The fish itself can be anything local or seasonal. In Maui, they used opakapaka cheeks — a pink snapper. Here, I often choose wild rockfish or Gulf red snapper, depending on what looks freshest at the market. Each brings its own voice to the bowl.


  • The Assembly

Finally, all the elements meet. I warm the broth with the vegetables and seafood just until everything hums together — not boiling, not rushing.


Traditionally, bouillabaisse is served with toasted bread rubbed with garlic and topped with rouille, but I skip that part for dietary reasons. Still, I encourage others to include it — for the crunch, for the joy of contrast. A good crouton is a little celebration in itself.


I finish with whatever herbs are nearby — fennel fronds, parsley, chives, maybe cilantro — depending on the season and my mood.


This version isn’t pretending to be French, or even Hawaiian. It’s simply my way of honoring both: the discipline of technique and the freedom of taste. A bridge between Marseille, Maui, and Central Texas — built in one pot.


This Dish Is My Exception


I love recipes because they make food repeatable. A good recipe is like a musical score: it lets anyone who follows it recreate the same flavor, the same texture, the same emotion.
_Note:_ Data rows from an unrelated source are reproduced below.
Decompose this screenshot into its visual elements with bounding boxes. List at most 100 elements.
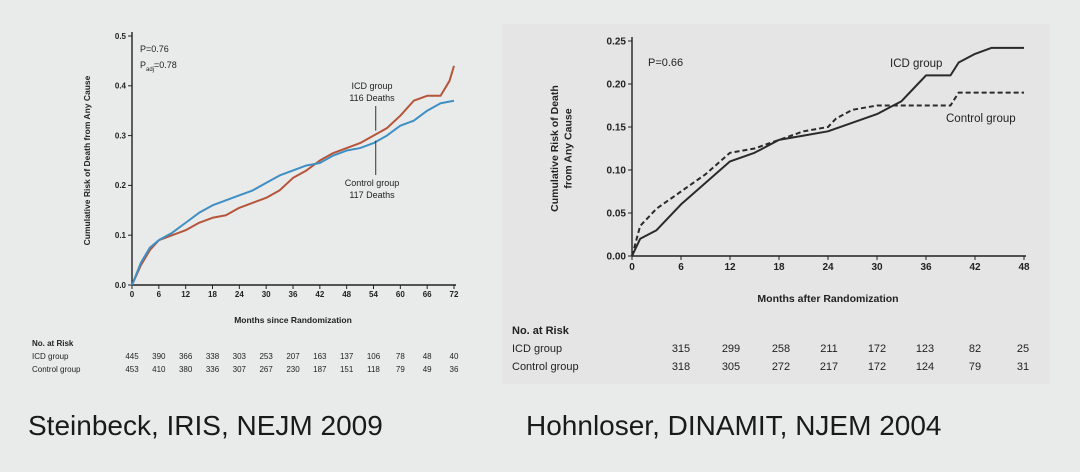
iris-chart: 0 6 12 18 24 30 36 42 48 54 60 66 72 0.0 0.1 0.2 0.3 0.4 0… bbox=[32, 32, 459, 374]
risk-table-cell: 49 bbox=[423, 365, 432, 374]
x-tick-label: 42 bbox=[315, 290, 324, 299]
series-line-icd-group bbox=[131, 65, 455, 286]
risk-table-cell: 445 bbox=[125, 352, 139, 361]
x-tick-label: 54 bbox=[369, 290, 378, 299]
risk-table-cell: 338 bbox=[206, 352, 220, 361]
x-tick-label: 30 bbox=[262, 290, 271, 299]
risk-table-cell: 211 bbox=[820, 343, 838, 355]
risk-table-cell: 124 bbox=[916, 361, 934, 373]
icd-group-label: ICD group bbox=[351, 81, 392, 91]
risk-table-cell: 410 bbox=[152, 365, 166, 374]
icd-group-label: ICD group bbox=[890, 58, 942, 70]
risk-table-cell: 187 bbox=[313, 365, 327, 374]
risk-table-cell: 31 bbox=[1017, 361, 1029, 373]
risk-table-cell: 163 bbox=[313, 352, 327, 361]
x-tick-label: 12 bbox=[181, 290, 190, 299]
risk-table-cell: 48 bbox=[423, 352, 432, 361]
y-tick-label: 0.1 bbox=[115, 231, 127, 240]
risk-table-cell: 78 bbox=[396, 352, 405, 361]
y-tick-label: 0.15 bbox=[607, 123, 627, 134]
risk-table-cell: 172 bbox=[868, 361, 886, 373]
x-tick-label: 30 bbox=[871, 262, 883, 273]
dinamit-chart: 0 6 12 18 24 30 36 42 48 0.00 0.05 0.10 0.15 0.20 0.25… bbox=[512, 37, 1030, 374]
risk-table-row-label: ICD group bbox=[32, 352, 69, 361]
risk-table-cell: 217 bbox=[820, 361, 838, 373]
risk-table-cell: 336 bbox=[206, 365, 220, 374]
x-tick-label: 6 bbox=[157, 290, 162, 299]
x-tick-label: 18 bbox=[773, 262, 785, 273]
y-tick-label: 0.5 bbox=[115, 32, 127, 41]
risk-table-cell: 82 bbox=[969, 343, 981, 355]
x-tick-label: 72 bbox=[450, 290, 459, 299]
risk-table-cell: 366 bbox=[179, 352, 193, 361]
control-group-label: Control group bbox=[946, 113, 1016, 125]
risk-table-cell: 207 bbox=[286, 352, 300, 361]
x-tick-label: 36 bbox=[289, 290, 298, 299]
p-value-label: P=0.76 bbox=[140, 44, 169, 54]
risk-table-cell: 258 bbox=[772, 343, 790, 355]
risk-table-cell: 106 bbox=[367, 352, 381, 361]
x-tick-label: 0 bbox=[130, 290, 135, 299]
control-group-label: Control group bbox=[345, 178, 400, 188]
p-value-label: P=0.66 bbox=[648, 57, 683, 69]
x-tick-label: 66 bbox=[423, 290, 432, 299]
risk-table-header: No. at Risk bbox=[32, 339, 74, 348]
risk-table-cell: 267 bbox=[259, 365, 273, 374]
risk-table-cell: 380 bbox=[179, 365, 193, 374]
risk-table-cell: 299 bbox=[722, 343, 740, 355]
x-tick-label: 6 bbox=[678, 262, 684, 273]
risk-table-cell: 315 bbox=[672, 343, 690, 355]
risk-table-cell: 172 bbox=[868, 343, 886, 355]
risk-table-cell: 303 bbox=[233, 352, 247, 361]
risk-table-cell: 230 bbox=[286, 365, 300, 374]
risk-table-cell: 40 bbox=[450, 352, 459, 361]
risk-table-cell: 151 bbox=[340, 365, 354, 374]
x-tick-label: 24 bbox=[822, 262, 834, 273]
risk-table-cell: 79 bbox=[969, 361, 981, 373]
x-tick-label: 48 bbox=[1018, 262, 1030, 273]
risk-table-row-label: Control group bbox=[512, 361, 579, 373]
series-line-control-group bbox=[131, 99, 455, 286]
risk-table-cell: 137 bbox=[340, 352, 354, 361]
y-tick-label: 0.4 bbox=[115, 82, 127, 91]
caption-dinamit: Hohnloser, DINAMIT, NJEM 2004 bbox=[526, 410, 942, 441]
caption-iris: Steinbeck, IRIS, NEJM 2009 bbox=[28, 410, 383, 441]
risk-table-cell: 118 bbox=[367, 365, 380, 374]
iris-chart-panel: 0 6 12 18 24 30 36 42 48 54 60 66 72 0.0 0.1 0.2 0.3 0.4 0… bbox=[22, 18, 477, 388]
y-tick-label: 0.05 bbox=[607, 209, 627, 220]
x-tick-label: 12 bbox=[724, 262, 736, 273]
x-tick-label: 48 bbox=[342, 290, 351, 299]
p-adj-label: Padj=0.78 bbox=[140, 60, 177, 73]
risk-table-row-label: ICD group bbox=[512, 343, 562, 355]
risk-table-cell: 25 bbox=[1017, 343, 1029, 355]
risk-table-cell: 272 bbox=[772, 361, 790, 373]
control-group-deaths: 117 Deaths bbox=[349, 190, 395, 200]
x-tick-label: 18 bbox=[208, 290, 217, 299]
risk-table-cell: 390 bbox=[152, 352, 166, 361]
risk-table-cell: 307 bbox=[233, 365, 247, 374]
y-tick-label: 0.25 bbox=[607, 37, 627, 48]
dinamit-chart-panel: 0 6 12 18 24 30 36 42 48 0.00 0.05 0.10 0.15 0.20 0.25… bbox=[502, 24, 1050, 384]
y-tick-label: 0.20 bbox=[607, 80, 627, 91]
y-tick-label: 0.2 bbox=[115, 181, 127, 190]
risk-table-header: No. at Risk bbox=[512, 325, 570, 337]
y-tick-label: 0.0 bbox=[115, 281, 127, 290]
risk-table-row-label: Control group bbox=[32, 365, 81, 374]
x-tick-label: 42 bbox=[969, 262, 981, 273]
series-line-icd-group bbox=[631, 46, 1024, 257]
series-line-control-group bbox=[631, 91, 1024, 257]
x-tick-label: 0 bbox=[629, 262, 635, 273]
x-tick-label: 36 bbox=[920, 262, 932, 273]
y-tick-label: 0.00 bbox=[607, 252, 627, 263]
risk-table-cell: 453 bbox=[125, 365, 139, 374]
risk-table-cell: 36 bbox=[450, 365, 459, 374]
y-tick-label: 0.3 bbox=[115, 131, 127, 140]
risk-table-cell: 318 bbox=[672, 361, 690, 373]
x-tick-label: 60 bbox=[396, 290, 405, 299]
risk-table-cell: 79 bbox=[396, 365, 405, 374]
x-axis-title: Months since Randomization bbox=[234, 315, 352, 325]
x-axis-title: Months after Randomization bbox=[757, 293, 898, 305]
y-axis-title: Cumulative Risk of Death from Any Cause bbox=[549, 85, 575, 212]
risk-table-cell: 123 bbox=[916, 343, 934, 355]
risk-table-cell: 253 bbox=[259, 352, 273, 361]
That’s why I write them, test them, and adjust them — to capture a taste as faithfully as possible, even when ingredients or seasons change.


Colorful seafood stew Hawaiian Bouillabaisse with shrimp, sea scallops, mussels, and vegetables in a white bowl with a metal spoon. Sunlit setting on a decorative tablecloth.
Hawaiian Bouillabaise in Texas

But this dish is my exception. When I make Hawaiian Bouillabaisse, I cook by instinct. No notes, no measurements, no stopwatch. I trust my nose and my palate, chasing the memory of that Maui flavor until it feels right. Each time, the seafood is a little different — the broth, more or less concentrated — and I simply adjust.


I judge the final taste against the standard I hold in my mind: light but deep, bright with tomato and saffron, full of quiet sweetness from the sea. Once in a while, it feels right to speak without a script. Hawaiian Bouillabaisse gives me that freedom — and maybe that’s why it’s become one of my favorite dishes to revisit again and again.